Öyle ki bazen parmaklarını çıtlatmadan işe bile başlayamazsın. Ancak, daha önce duyduğun olumsuz şeyler, seni bu alışkanlığın konusunda endişelendiriyor olabilir.
Nereden geliyor bu ses?
Yüz yıllardan bu yana, bilim insanları bu çıtlatma sesi üzerine kafa yoruyor. Plos One’da yayımlanan güncel bir çalışmaya göre, vücudun bu garip alışkanlığından çıkan ses, ayrışan eklemlerin arasında oluşan hava baloncuklarının eseri.
Bu süreç, teknik olarak “tribonucleation” olarak adlandırılıyor. Geisinger Health System’da ortopedi departmanı baş hekimi Michael Suk’a göre, eklemler arasındaki sıvı, eklemler arasına zamanla yeniden doluyor. Çıtlama sonrasında baloncuk oluşuyor ve zaman içerisinde bu sıvı tekrar yerine doluyor.
Neden yapıyorsun?
Suk’a göre bu durum hem fiziksel hem de mental bir durum. Mental açıdan bakıldığında, bu durum bazı insanlar için tırnak yemek ya da parmaklarıyla tempo tutmak kadar sinirsel bir alışkanlık. Belki de, sadece stres atmak için yapılan bir alışkanlık olabilir.

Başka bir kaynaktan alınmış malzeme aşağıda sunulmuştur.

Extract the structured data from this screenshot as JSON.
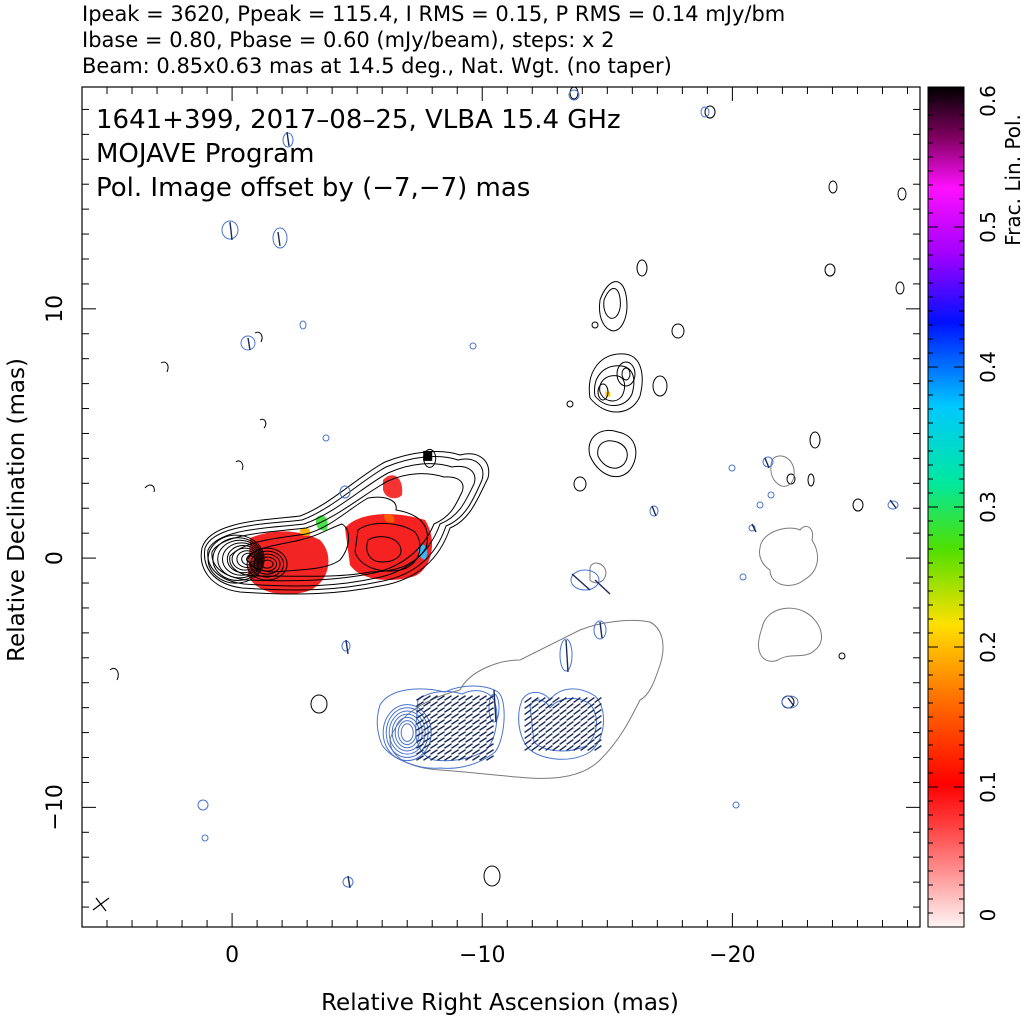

Olaya fiziksel açıdan bakıldığında, yapılan çalışmaya göre bu alışkanlık eklemler arasında boşluk yaratma isteği ile açıklanabilir. Birçok durumda, parmak çıtlatma sonunda sıvı akışı hızlanarak parmaklar daha da rahatlıyor.

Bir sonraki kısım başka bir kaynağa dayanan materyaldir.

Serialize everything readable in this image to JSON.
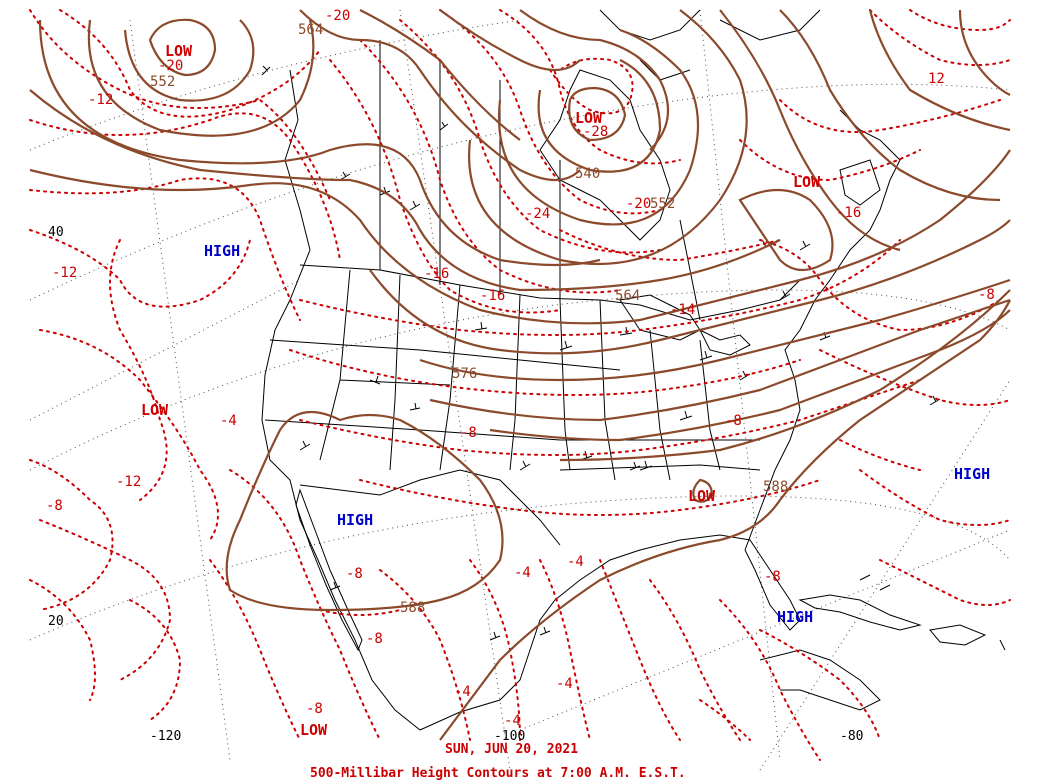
{
  "colors": {
    "height_contour": "#8b4a2b",
    "temp_contour": "#cc0000",
    "high": "#0000cc",
    "low": "#cc0000",
    "basemap": "#000000",
    "background": "#ffffff"
  },
  "caption": {
    "date": "SUN, JUN 20, 2021",
    "title": "500-Millibar Height Contours at 7:00 A.M. E.S.T."
  },
  "axes": {
    "lat_labels": [
      "40",
      "20"
    ],
    "lon_labels": [
      "-120",
      "-100",
      "-80"
    ]
  },
  "pressure_centers": [
    {
      "type": "LOW",
      "label": "LOW"
    },
    {
      "type": "LOW",
      "label": "LOW"
    },
    {
      "type": "LOW",
      "label": "LOW"
    },
    {
      "type": "LOW",
      "label": "LOW"
    },
    {
      "type": "LOW",
      "label": "LOW"
    },
    {
      "type": "LOW",
      "label": "LOW"
    },
    {
      "type": "HIGH",
      "label": "HIGH"
    },
    {
      "type": "HIGH",
      "label": "HIGH"
    },
    {
      "type": "HIGH",
      "label": "HIGH"
    },
    {
      "type": "HIGH",
      "label": "HIGH"
    }
  ],
  "height_labels": [
    "564",
    "552",
    "540",
    "552",
    "564",
    "576",
    "588",
    "588"
  ],
  "temp_labels": [
    "-20",
    "-20",
    "-12",
    "-28",
    "12",
    "-24",
    "-20",
    "-16",
    "-16",
    "-16",
    "-14",
    "-12",
    "-8",
    "-4",
    "-8",
    "-8",
    "-12",
    "-8",
    "-4",
    "-4",
    "-8",
    "-8",
    "-8",
    "-8",
    "-4",
    "-4",
    "-4"
  ]
}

Bazı insanlar niçin yapamıyor?
Parmaklarını çıtlatmadan duramayan insanlar elbette var. Ancak bazıları için durum hiç de aynı değil. Suk’a göre, herkesin parmak çıtlatma potansiyeli var. Aradaki fark ise, bazı insanların eklemlerindeki baskı eşiğinin daha zayıf olması. Çıtlatma sesi, bu yüzden gelmiyor olabilir. Bu sesi duyamıyorsan, çok zorlamamalısın. Sonuçta, bazı el sakatlıkları ile karşılaşman mümkün.
Artrite yol açar mı?
Parmak çıtlatmanın artrit rahatsızlığına yol açtığı söylentisi, Suk’a göre çok da doğru değil. Çünkü, bunun bilimsel bir dayanağı yok. Alışkanlık olarak parmak çıtlatan insanlar üzerine yapılan bir araştırmada, parmak çıtlatma ile artrit arasında bir bağlantı olduğu saptanamamış. Her ne kadar mükemmel bir alışkanlık olduğu söylenemezse de, uzun vadede bu alışkanlığın bir zararı bulunmuyor.